Ada UU Cipta Kerja, Perlukah Sertifikasi Halal bagi UMKM Kala Pandemi?

ANTARA FOTO/Raisan Al Farisi/hp.
Seorang desainer yang juga pengusaha busana wanita beralih usaha menjadi pelaku UMKM makanan olahan akibat pandemi COVID-19 di Karang Arum, Pasir Jati, Kabupaten Bandung, Jawa Barat, Senin (8/6/2020). Presiden Joko Widodo berencana memberikan sertifikasi halal secara gratis pada pelaku UMKM dengan menerbitkan rancangan peraturan pemerintah tentang produk halal.
Penulis: Rizky Alika
Editor: Pingit Aria
20/10/2020, 14.06 WIB

Kementerian Agama melalui Badan Penyelenggara Jaminan Produk Halal (BPJPH) telah mengalokasikan anggaran 2020 berupa fasilitasi sertifikasi halal kepada 3.283 pelaku UMKM. Fasilitas tersebut guna menjalankan kebijakan sertifikasi halal gratis bagi UMKM.

Ia pun mencatat, masih banyak UMKM yang perlu disertifikasi. Berdasarkan catatannya, jumlah UMKM di Indonesia mencapai 62,5 juta pelaku usaha.

Menteri Koordinator Bidang Perekonomian Airlangga Hartarto mengatakan, pemerintah berkomitmen melakukan penyederhanaan dan percepatan proses perizinan dalam sertifikasi halal. Hal ini tertuang dalam UU Cipta Kerja.

"UU Cipta Kerja berisi kemudahan penetapan kehalalan produk oleh Majelis Ulama Indonesia di provinsi dan Majelis Permusyawaratan Ulama Aceh yang dilakukan dalam sidang fatwa halal," katanya.

Jualan Online

Selain menyampaikan seminar soal pentingnya jaminan kehalalan produk, pemerintah juga terus mendorong UMKM untuk mulai berjualan secara online. Sebab, ada perubahan perilaku konsumen yang lebih banyak berbelanja secara online kala pandemi.

Selama ini, platform digital telah digunakan secara luas oleh masyarakat Indonesia. Dalam Report on Indonesia E-commerce dari Redseer, diproyeksikan adanya peningkatan transaksi e-grocery hingga 400% di 2020, sedangkan penjualan online untuk produk kecantikan dan fesyen meningkat sebesar 80% dan 40% dibanding tahun lalu.

Dengan demikian, salah satu peluang yang dapat dimanfaatkan oleh UMKM di masa pandemi Covid-19 adalah dengan pemanfaatan teknologi digital. Namun, banyak UMKM yang belum mampu melakukan transaksi daring secara optimal karena terkendala masalah kualitas produk, kapasitas produksi, serta rendahnya literasi digital.
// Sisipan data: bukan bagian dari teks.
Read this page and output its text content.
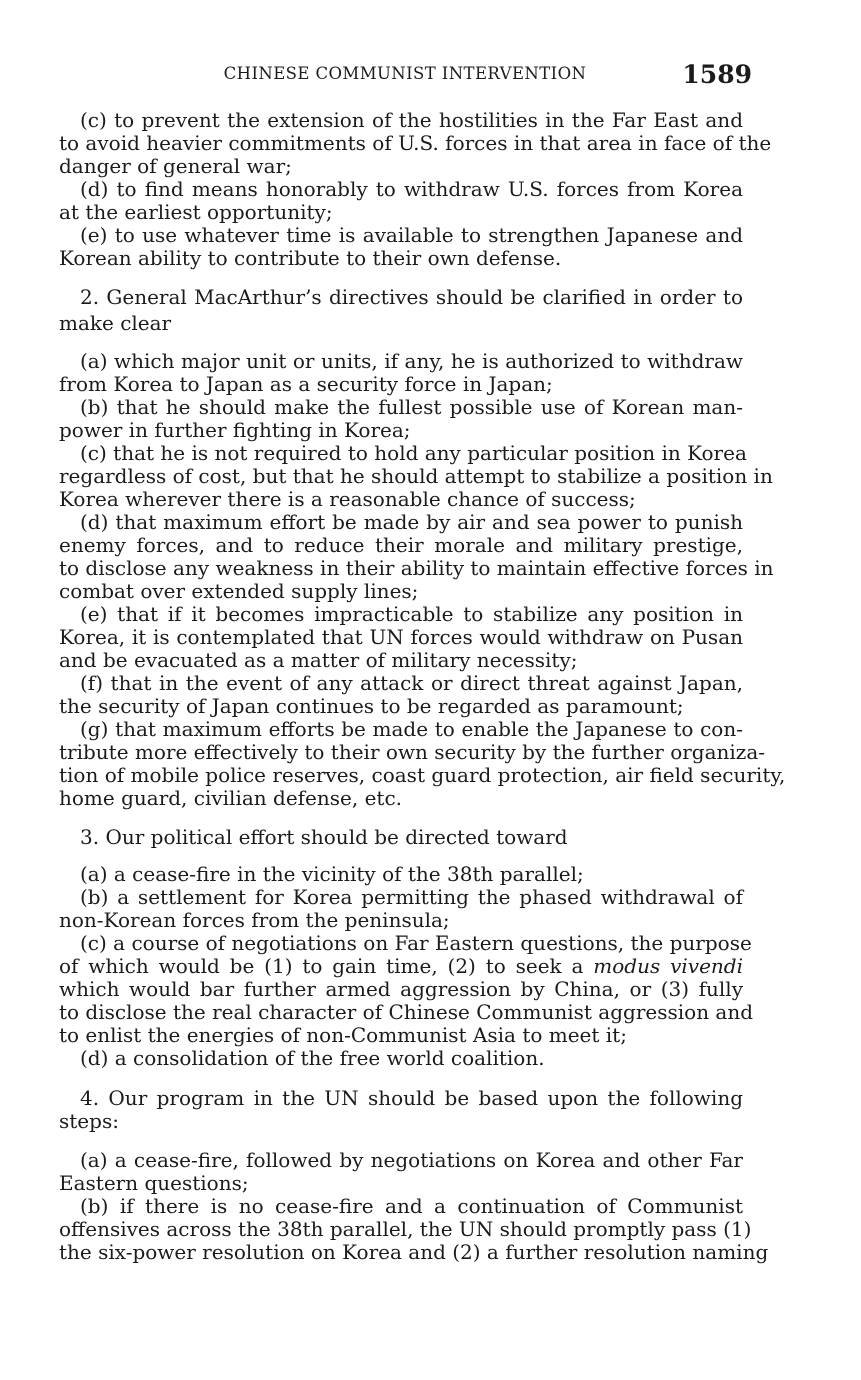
CHINESE COMMUNIST INTERVENTION	1589
(c) to prevent the extension of the hostilities in the Far East and
to avoid heavier commitments of U.S. forces in that area in face of the
danger of general war;
(d) to find means honorably to withdraw U.S. forces from Korea
at the earliest opportunity;
(e) to use whatever time is available to strengthen Japanese and
Korean ability to contribute to their own defense.
2. General MacArthur’s directives should be clarified in order to
make clear
(a) which major unit or units, if any, he is authorized to withdraw
from Korea to Japan as a security force in Japan;
(b) that he should make the fullest possible use of Korean man-
power in further fighting in Korea;
(c) that he is not required to hold any particular position in Korea
regardless of cost, but that he should attempt to stabilize a position in
Korea wherever there is a reasonable chance of success;
(d) that maximum effort be made by air and sea power to punish
enemy forces, and to reduce their morale and military prestige,
to disclose any weakness in their ability to maintain effective forces in
combat over extended supply lines;
(e) that if it becomes impracticable to stabilize any position in
Korea, it is contemplated that UN forces would withdraw on Pusan
and be evacuated as a matter of military necessity;
(f) that in the event of any attack or direct threat against Japan,
the security of Japan continues to be regarded as paramount;
(g) that maximum efforts be made to enable the Japanese to con-
tribute more effectively to their own security by the further organiza-
tion of mobile police reserves, coast guard protection, air field security,
home guard, civilian defense, etc.
3. Our political effort should be directed toward
(a) a cease-fire in the vicinity of the 38th parallel;
(b) a settlement for Korea permitting the phased withdrawal of
non-Korean forces from the peninsula;
(c) a course of negotiations on Far Eastern questions, the purpose
of which would be (1) to gain time, (2) to seek a modus vivendi
which would bar further armed aggression by China, or (3) fully
to disclose the real character of Chinese Communist aggression and
to enlist the energies of non-Communist Asia to meet it;
(d) a consolidation of the free world coalition.
4. Our program in the UN should be based upon the following
steps:
(a) a cease-fire, followed by negotiations on Korea and other Far
Eastern questions;
(b) if there is no cease-fire and a continuation of Communist
offensives across the 38th parallel, the UN should promptly pass (1)
the six-power resolution on Korea and (2) a further resolution naming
“Saat ini, baru sebanyak 8,3 juta dari 56 juta pelaku UMKM secara nasional yang memanfaatkan teknologi digital, padahal ini lebih diperlukan saat pandemi Covid-19,” kata Wakil Presiden RI K.H. Ma’ruf Amin mengungkapkan dalam sambutannya di acara “Peresmian Peluncuran Program Pelatihan Digitalisasi Pemasaran dan Manajemen Produk Halal bagi UMKM”.

Tak hanya UMKM konvensional, pemerintah juga ingin mendorong penciptaan UMKM berbasis syariah yang dapat berperan dalam global halal value chain. Sehingga, hal ini akan dapat memacu pertumbuhan usaha dan meningkatkan ketahanan ekonomi umat di dalam negeri juga. Caranya antara lain melalui penyederhanaan perizinan dan fasilitasi biaya sertifikasi halal.

“Kita ingin industri halal Indonesia menjadi tuan rumah di negeri sendiri sekaligus pemain global,” kata Ma’ruf.

Gaya hidup halal (halal lifestyle) tak dipungkiri telah berkembang pesat dalam dua dasawarsa terakhir, baik secara global maupun nasional. Data dari The State of the Global Islamic Economy Report 2019/2020 melaporkan besaran pengeluaran makanan dan gaya hidup halal umat muslim di dunia mencapai US$2,2 triliun pada 2018 dan diperkirakan akan terus tumbuh mencapai US$3,2 triliun pada 2024.

Saat ini, Indonesia   masih menjadi konsumen produk halal. Pada 2018, Indonesia telah membelanjakan sekitar US$214 miliar untuk produk makanan dan minuman halal, sehingga kita menjadi konsumen terbesar dibandingkan negara-negara muslim lainnya. “Jadi, kita harus dapat memanfaatkan potensi halal dunia, yaitu dengan meningkatkan ekspor yang masih 3,8% dari total pasar halal dunia,” ujarnya.